The Curator reports that during the year thirty exhibits have been added to the Museum, and sixteen books, together with a number of pamphlets and journals, to the library; and that the average daily attendance has been thirty-one.

A very generous offer was made by Mr. Robert to lend to the Museum for from seven to ten years the whole of his valuable collection of animals, birds, weapons, shells, corns, books, and other curios, nearly equalling in number our present collection. This offer might probably have resulted in a permanent transfer to the Museum; but your Council were compelled very reluctantly to decline the offer on account of their total inability to house the exhibits, as the Borough Council, to whom the matter was referred, had regretfully expressed their inability at present to provide increased accommodation, and the society had no funds for the purpose.

Mr. W. E. Bendall, in the unavoidable absence of the President, represented the society in an expedition made with Professor Kirk, at the request of the Institute, to examine the capabilities of the Island of Kapiti as a reserve for the preservation of the native fauna and flora, and on his return wrote a valuable report, which was read before the society.
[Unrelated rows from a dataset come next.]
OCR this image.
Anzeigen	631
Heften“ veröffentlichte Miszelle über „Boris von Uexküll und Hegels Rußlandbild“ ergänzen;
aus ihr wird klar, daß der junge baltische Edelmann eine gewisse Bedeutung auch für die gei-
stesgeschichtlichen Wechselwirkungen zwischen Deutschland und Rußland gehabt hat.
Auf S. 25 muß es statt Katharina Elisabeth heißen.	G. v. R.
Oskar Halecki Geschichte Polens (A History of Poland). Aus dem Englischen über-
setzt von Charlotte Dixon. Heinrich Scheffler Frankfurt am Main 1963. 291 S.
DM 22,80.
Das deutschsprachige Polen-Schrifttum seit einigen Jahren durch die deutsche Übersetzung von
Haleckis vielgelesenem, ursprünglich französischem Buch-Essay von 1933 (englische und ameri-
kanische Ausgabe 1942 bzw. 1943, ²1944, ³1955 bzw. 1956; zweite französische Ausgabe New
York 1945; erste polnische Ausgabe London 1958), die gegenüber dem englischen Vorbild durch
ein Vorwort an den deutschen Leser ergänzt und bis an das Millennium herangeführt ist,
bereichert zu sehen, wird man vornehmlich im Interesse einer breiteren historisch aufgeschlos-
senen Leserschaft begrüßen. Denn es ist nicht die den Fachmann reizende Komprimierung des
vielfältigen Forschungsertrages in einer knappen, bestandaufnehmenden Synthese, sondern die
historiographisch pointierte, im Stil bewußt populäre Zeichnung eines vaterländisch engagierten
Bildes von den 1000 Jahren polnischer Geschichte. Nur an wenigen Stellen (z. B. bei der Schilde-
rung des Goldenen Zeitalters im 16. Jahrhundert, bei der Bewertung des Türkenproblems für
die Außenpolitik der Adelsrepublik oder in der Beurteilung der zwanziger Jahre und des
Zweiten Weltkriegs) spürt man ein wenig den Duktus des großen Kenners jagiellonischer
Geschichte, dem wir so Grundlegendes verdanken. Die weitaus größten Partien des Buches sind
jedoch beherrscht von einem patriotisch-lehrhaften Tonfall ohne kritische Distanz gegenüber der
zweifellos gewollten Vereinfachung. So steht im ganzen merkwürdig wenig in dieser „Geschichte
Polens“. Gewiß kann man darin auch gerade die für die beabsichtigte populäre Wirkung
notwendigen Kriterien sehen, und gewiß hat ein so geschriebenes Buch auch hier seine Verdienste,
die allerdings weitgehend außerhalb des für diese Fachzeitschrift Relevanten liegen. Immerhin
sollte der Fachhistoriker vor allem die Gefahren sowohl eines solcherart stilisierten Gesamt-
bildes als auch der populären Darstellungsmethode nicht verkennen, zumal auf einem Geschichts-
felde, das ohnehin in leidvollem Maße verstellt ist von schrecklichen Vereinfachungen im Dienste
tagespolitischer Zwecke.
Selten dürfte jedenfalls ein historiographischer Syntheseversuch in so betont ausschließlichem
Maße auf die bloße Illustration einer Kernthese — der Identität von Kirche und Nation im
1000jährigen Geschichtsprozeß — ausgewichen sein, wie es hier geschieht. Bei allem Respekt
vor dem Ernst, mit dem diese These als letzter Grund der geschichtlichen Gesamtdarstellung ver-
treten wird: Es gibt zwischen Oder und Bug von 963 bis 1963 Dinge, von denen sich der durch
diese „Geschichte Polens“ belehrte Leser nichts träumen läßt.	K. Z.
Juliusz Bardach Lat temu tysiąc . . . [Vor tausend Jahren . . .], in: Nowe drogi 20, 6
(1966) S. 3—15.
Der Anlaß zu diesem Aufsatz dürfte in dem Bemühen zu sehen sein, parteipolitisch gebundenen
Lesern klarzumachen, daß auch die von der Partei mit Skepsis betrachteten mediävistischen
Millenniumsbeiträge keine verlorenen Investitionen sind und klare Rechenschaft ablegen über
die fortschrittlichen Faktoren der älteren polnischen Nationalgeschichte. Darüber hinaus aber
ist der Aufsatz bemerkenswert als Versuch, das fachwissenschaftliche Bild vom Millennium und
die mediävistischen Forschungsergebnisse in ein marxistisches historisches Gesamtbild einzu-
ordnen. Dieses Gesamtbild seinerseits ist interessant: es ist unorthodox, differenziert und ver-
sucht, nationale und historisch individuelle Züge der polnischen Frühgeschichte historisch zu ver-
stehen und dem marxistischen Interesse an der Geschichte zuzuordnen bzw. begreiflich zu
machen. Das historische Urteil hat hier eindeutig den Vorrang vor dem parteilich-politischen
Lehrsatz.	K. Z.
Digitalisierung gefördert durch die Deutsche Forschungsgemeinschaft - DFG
The Council was also represented by Mr. Park at a meeting in Wellington of representatives of the bodies interested, and on a subsequent deputation to the Minister in Charge of the Tourist Department to urge upon the Government the need of improving the Tongariro National Park by extending its boundaries, by making roads, and by erecting huts for the accommodation of visitors. The deputation was very sympathetically received by the Minister, who seemed to recognize fully the need for the suggested improvements, and promised to use his influence to have them carried out as far as the funds at the disposal of the Government would allow. It will be well for your incoming Council to keep this matter in view, and, if necessary, to bring renewed pressure on the Government.

The decision of the New Zealand Institute to hold a biennial meeting for the reading and discussion of papers, a plan which was so successfully inaugurated in January last at Christchurch, has opened a prospect of greatly extended usefulness for the Institute and all its branches. On the motion of your President, your Council sent a formal invitation to the Institute to hold its next meeting at Palmerston North. The invitation was accepted, and the meeting will be held in Palmerston in January or February, 1921. It is to be hoped that every member of our local society will consider himself personally concerned in ensuring the triumphant success of that meeting.

Election of Officers for 1920.—President—J. Murray, M.A. Vice-Presidents—M. A. Eliott, H. Seifert. Officer in Charge of the Observatory—R. H. F. Grace Secretary and Treasurer—K. Wilson, M.A. Council—Dr. Bett, M.B., Ch.B., M.R.C.S., M.R.C.P.; C. N. Clausen; J. A. Colquhoun, M.Sc.; R. Edwards. C.E.; J. B. Gerrand; E. Larcomb, C E.; W. R. Mummery, F.I.C.; W. Park, F.H.S.; C. T. Salmon; A. Whitaker.